A informação é da CNN. Um deles é
o endividamento das famílias, que já compromete quase 30% da renda dos
brasileiros. Desse total utilizado para pagar as dívidas, 10,4% é referente ao
pagamento de juros, maior patamar em pelo menos 20 anos. Outra parte do
orçamento familiar, 18,81%, vai para honrar o principal, segundo dados do BC
(Banco Central).
Para especialistas, a taxa básica de juros, a Selic,
é um dos principais responsáveis pelo diagnóstico. Em entrevista à CNN, a
professora de macroeconomia do Insper, Juliana Inhaz, disse que o cenário atual
é delicado.
"Temos vários desdobramentos, tem claro esse
impacto de curto prazo que é o que a gente já sente hoje, é um custo maior de
uma forma generalizada, o que faz com que muitas famílias acabem ficando muito
endividadas, acabem caindo numa situação de inadimplência", afirma.
Apesar da decisão do Banco Central de reduzir os
juros em sua última reunião, a Selic segue elevada, a 14,75% ao ano, maior
nível também em pelo menos 20 anos.
A análise se materializa ao observar os números.

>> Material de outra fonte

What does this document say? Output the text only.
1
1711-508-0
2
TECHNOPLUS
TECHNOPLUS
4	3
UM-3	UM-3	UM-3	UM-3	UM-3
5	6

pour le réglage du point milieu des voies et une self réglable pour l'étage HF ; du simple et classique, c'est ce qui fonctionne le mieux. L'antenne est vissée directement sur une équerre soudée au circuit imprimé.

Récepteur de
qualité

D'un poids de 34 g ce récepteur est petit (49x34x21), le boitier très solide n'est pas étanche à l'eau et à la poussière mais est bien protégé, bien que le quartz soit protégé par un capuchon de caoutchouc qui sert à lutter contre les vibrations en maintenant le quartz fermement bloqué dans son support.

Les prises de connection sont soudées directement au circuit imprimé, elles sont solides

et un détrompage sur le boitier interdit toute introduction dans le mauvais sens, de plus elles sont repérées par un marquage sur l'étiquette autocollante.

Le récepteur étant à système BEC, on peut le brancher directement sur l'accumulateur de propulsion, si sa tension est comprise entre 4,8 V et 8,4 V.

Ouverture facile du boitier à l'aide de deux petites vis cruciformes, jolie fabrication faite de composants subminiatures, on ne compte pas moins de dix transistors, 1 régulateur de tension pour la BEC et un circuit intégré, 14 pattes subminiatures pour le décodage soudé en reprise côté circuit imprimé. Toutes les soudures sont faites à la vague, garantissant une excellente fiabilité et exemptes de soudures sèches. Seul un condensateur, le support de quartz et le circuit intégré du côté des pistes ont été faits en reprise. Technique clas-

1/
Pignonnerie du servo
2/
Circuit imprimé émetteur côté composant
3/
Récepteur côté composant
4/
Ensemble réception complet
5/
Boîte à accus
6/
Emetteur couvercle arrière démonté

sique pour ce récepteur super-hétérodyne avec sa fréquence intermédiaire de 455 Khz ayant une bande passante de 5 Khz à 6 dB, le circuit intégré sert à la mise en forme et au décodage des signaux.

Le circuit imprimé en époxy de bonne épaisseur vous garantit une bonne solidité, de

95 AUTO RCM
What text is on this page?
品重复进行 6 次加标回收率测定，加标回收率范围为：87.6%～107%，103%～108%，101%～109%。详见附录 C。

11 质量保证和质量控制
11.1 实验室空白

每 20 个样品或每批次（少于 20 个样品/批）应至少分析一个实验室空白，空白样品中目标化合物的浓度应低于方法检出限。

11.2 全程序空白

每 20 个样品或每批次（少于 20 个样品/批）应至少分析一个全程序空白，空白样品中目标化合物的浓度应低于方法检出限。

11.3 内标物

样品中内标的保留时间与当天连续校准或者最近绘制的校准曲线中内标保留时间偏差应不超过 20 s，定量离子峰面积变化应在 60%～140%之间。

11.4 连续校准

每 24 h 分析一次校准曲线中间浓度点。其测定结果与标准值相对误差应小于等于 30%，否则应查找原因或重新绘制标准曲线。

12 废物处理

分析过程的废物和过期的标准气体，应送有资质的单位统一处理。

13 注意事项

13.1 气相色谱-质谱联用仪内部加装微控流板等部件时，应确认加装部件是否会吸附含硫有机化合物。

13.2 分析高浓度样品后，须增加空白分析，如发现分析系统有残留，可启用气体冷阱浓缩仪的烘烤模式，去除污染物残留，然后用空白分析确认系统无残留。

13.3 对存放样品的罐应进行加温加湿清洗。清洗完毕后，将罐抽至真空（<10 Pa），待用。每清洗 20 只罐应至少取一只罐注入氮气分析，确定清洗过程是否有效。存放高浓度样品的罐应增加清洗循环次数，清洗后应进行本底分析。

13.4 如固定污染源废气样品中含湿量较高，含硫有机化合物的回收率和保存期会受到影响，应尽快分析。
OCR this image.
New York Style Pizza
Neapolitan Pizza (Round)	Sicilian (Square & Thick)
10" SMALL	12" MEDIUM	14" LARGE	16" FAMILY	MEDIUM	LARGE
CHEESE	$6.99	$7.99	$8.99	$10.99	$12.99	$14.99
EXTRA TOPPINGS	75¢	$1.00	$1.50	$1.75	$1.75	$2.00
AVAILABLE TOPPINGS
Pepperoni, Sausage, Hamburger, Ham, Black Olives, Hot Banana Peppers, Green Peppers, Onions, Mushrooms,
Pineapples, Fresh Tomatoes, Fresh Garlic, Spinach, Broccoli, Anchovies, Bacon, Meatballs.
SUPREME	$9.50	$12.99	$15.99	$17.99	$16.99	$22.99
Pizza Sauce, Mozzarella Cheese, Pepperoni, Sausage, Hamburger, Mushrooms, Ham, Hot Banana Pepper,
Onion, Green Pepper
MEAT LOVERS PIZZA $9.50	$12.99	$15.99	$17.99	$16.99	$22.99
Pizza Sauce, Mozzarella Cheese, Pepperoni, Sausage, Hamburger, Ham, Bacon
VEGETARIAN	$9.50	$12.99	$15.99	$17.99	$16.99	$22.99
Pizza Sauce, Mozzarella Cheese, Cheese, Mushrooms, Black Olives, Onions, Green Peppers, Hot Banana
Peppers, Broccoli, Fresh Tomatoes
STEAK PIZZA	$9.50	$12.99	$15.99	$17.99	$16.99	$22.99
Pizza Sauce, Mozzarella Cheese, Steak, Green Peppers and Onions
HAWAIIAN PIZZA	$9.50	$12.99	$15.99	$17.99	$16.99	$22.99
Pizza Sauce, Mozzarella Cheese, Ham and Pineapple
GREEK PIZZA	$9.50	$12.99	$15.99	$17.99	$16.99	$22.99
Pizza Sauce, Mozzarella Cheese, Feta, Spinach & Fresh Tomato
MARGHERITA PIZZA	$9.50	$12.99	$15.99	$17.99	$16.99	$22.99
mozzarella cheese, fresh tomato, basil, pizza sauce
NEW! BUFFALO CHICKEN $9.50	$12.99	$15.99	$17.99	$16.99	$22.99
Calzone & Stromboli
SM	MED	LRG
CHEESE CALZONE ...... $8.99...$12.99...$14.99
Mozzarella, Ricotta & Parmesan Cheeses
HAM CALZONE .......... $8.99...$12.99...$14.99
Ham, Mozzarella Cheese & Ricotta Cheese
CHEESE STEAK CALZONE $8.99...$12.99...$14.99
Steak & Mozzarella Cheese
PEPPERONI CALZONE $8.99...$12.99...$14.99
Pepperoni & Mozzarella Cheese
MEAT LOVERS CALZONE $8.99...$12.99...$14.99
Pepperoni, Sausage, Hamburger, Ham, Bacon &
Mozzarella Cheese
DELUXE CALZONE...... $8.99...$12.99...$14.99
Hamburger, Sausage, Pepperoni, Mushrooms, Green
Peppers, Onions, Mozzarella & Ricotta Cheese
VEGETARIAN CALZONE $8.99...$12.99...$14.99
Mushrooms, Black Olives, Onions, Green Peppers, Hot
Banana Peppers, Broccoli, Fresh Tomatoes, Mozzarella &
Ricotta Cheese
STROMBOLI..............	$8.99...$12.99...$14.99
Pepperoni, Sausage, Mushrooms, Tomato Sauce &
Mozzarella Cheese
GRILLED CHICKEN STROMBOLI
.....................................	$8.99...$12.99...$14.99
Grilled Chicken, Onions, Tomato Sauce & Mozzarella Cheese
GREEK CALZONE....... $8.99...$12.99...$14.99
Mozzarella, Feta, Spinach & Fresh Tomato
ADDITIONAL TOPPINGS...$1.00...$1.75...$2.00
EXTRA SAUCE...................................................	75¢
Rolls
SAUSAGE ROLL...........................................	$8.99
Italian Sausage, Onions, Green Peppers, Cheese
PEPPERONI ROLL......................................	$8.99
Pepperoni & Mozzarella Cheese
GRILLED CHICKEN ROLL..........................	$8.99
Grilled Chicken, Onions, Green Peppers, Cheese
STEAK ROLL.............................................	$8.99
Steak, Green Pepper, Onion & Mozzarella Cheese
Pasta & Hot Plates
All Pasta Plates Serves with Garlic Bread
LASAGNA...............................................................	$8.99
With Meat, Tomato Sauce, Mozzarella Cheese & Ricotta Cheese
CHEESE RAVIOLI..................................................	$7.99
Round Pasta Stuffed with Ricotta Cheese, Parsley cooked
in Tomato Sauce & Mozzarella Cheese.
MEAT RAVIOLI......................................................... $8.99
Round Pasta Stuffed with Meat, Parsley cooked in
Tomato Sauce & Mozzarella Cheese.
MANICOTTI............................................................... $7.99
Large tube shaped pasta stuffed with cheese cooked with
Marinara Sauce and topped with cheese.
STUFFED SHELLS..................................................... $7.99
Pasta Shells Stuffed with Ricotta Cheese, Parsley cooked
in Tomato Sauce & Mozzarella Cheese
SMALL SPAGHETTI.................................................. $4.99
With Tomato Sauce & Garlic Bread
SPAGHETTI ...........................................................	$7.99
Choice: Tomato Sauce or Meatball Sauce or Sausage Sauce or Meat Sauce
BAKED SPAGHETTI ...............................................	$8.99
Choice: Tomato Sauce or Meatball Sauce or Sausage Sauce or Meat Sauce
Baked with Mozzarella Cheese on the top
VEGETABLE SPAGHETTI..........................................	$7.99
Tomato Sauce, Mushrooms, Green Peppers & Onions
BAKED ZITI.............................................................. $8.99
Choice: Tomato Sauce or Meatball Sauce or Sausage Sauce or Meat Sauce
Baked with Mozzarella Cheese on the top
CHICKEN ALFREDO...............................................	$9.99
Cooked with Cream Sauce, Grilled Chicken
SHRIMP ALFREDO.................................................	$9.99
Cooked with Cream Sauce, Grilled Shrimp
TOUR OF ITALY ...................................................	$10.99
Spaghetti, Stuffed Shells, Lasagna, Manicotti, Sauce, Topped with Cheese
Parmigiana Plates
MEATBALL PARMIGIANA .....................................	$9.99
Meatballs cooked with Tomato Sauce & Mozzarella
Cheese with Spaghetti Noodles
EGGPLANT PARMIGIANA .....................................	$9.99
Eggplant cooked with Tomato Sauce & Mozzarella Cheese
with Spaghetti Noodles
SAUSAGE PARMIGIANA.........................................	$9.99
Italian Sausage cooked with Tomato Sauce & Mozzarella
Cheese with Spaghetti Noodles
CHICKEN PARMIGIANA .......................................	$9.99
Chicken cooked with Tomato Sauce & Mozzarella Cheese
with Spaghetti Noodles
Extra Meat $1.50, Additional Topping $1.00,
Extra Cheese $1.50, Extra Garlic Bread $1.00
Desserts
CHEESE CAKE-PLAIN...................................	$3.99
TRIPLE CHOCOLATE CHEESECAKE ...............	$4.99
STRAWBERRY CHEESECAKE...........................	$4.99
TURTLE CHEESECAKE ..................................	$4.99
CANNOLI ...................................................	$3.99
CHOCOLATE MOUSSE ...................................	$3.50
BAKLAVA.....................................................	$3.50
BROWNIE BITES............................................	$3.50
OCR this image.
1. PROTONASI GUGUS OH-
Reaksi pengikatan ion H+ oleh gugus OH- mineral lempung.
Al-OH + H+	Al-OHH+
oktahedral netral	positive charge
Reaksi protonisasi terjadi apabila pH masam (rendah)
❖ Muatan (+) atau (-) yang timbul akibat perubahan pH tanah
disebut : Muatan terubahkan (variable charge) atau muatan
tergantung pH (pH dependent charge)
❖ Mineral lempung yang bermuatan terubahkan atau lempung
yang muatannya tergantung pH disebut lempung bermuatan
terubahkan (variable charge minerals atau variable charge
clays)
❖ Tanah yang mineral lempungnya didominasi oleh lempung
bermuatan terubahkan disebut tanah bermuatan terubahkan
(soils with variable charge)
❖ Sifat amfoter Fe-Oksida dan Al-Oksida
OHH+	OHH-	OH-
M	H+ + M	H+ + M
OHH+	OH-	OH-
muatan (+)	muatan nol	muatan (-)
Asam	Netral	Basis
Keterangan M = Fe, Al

Entre o final do ano passado e janeiro deste ano, a inadimplência dos
consumidores atingiu 6,9%, acima dos 5,6% registrados há um ano.
O maior vilão dessa história é o cartão de crédito.
Excluindo o crédito rural e imobiliário, os juros rotativos lideram o calote
das famílias, com inadimplência de 63,5% em janeiro, seguido pelo cheque
especial (16,5%) e o cartão parcelado (13%).
Inhasz afirma que existe um impacto direto dos juros
no custo dos financiamentos. "Todo mundo que precisa hoje pegar emprestado
para consumir, precisa financiar um imóvel ou tem um plano de vida que, de
alguma forma, precisa entrar em algum tipo de financiamento, de empréstimo,
está mais caro", explica.
Em fevereiro, uma pesquisa da CNC (Confederação
Nacional do Comércio de Bens, Serviços e Turismo), apontou que 80,2% das
famílias brasileiras possuem alguma dívida. O número representa o maior nível
de endividamento de toda a série histórica da pesquisa feita mensalmente pela
Confederação, que se iniciou em 2010.